O excepcional desempenho de Meryl Streep no papel de Margaret Thatcher, em A Dama de Ferro, de Phyllida Lloyd, lamentavelmente, não credencia o filme como bom trabalho biográfico de quem, sem tibieza, liberal na economia e enfrentando a milionária força sindical, bem como a ação terrorista do IRA, ocupou por mais tempo, no século passado, o cargo de Primeiro-Ministro do Reino Unido.

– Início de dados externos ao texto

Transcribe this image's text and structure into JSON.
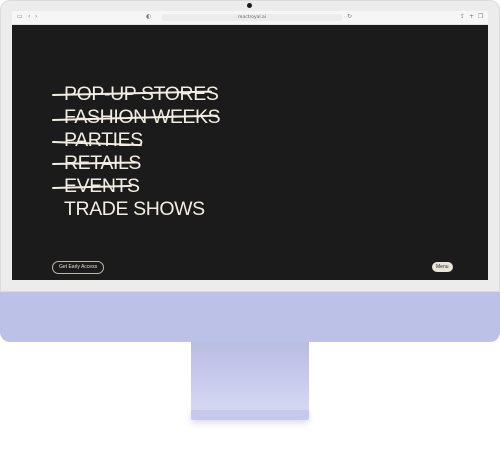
{
  "browser": {
    "url": "reactroyal.ai"
  },
  "hero": {
    "items": [
      {
        "label": "POP-UP STORES",
        "struck": true
      },
      {
        "label": "FASHION WEEKS",
        "struck": true
      },
      {
        "label": "PARTIES",
        "struck": true
      },
      {
        "label": "RETAILS",
        "struck": true
      },
      {
        "label": "EVENTS",
        "struck": true
      },
      {
        "label": "TRADE SHOWS",
        "struck": false
      }
    ]
  },
  "actions": {
    "early_access_label": "Get Early Access",
    "menu_label": "Menu"
  },
  "colors": {
    "screen_bg": "#1b1b1b",
    "text": "#f1ede2",
    "imac_body": "#bcc2e7"
  }
}
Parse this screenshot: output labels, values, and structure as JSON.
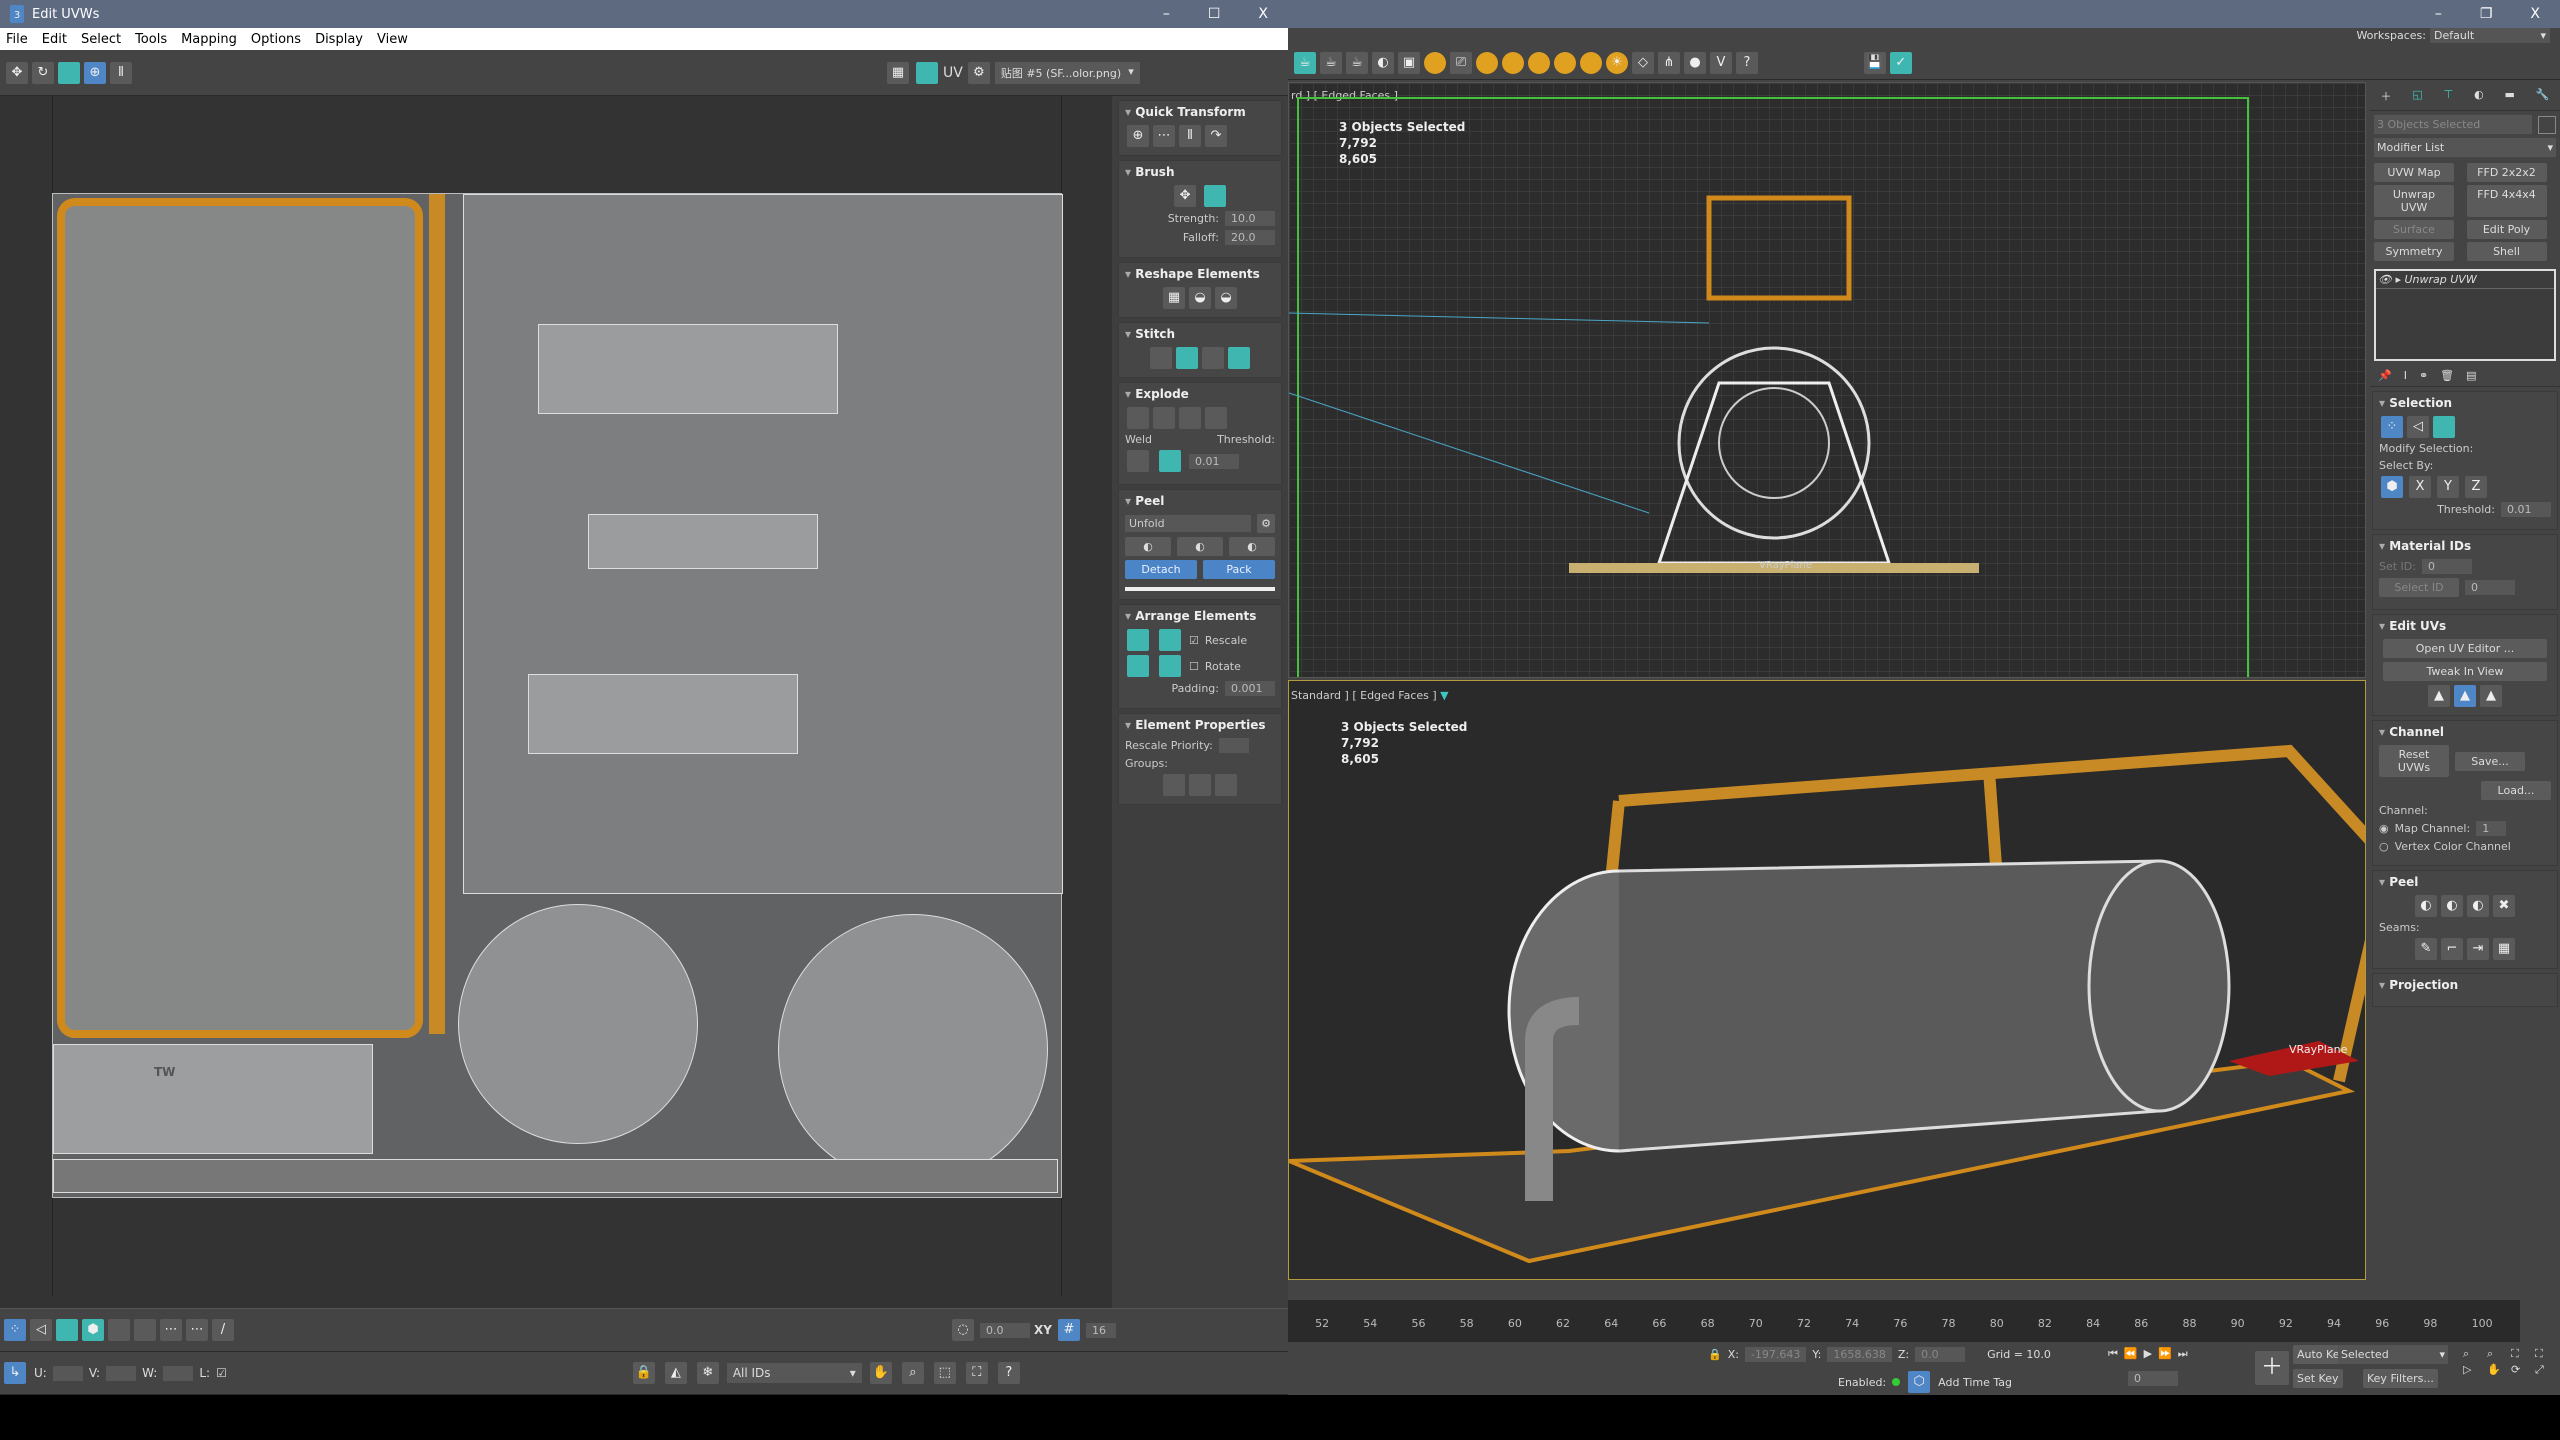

O roteiro escapista, de Abi Morgan, se detém não na atuação de Lady Thatcher – que sempre desprezou o populismo – à frente do Gabinete do Reino Unido, mas em sua vida doméstica, em grande parte, já na velhice, demente, dialogando pelos corredores da casa, com o marido Denis (Jim Broadbent), já morto. O objetivo, ao que parece, é o de suscitar a pieguice, mostrando o alto custo pessoal que ela teria pagado pelo poder. Num flasback, entretanto, quando Denis lhe reclama mais atenção para ele, para os filhos (Mark e Carol) e para a casa, Thatcher, sorvendo sempre um gole de uísque, lhe responde: Quando você se casou comigo, sabia do meu compromisso para com o serviço público.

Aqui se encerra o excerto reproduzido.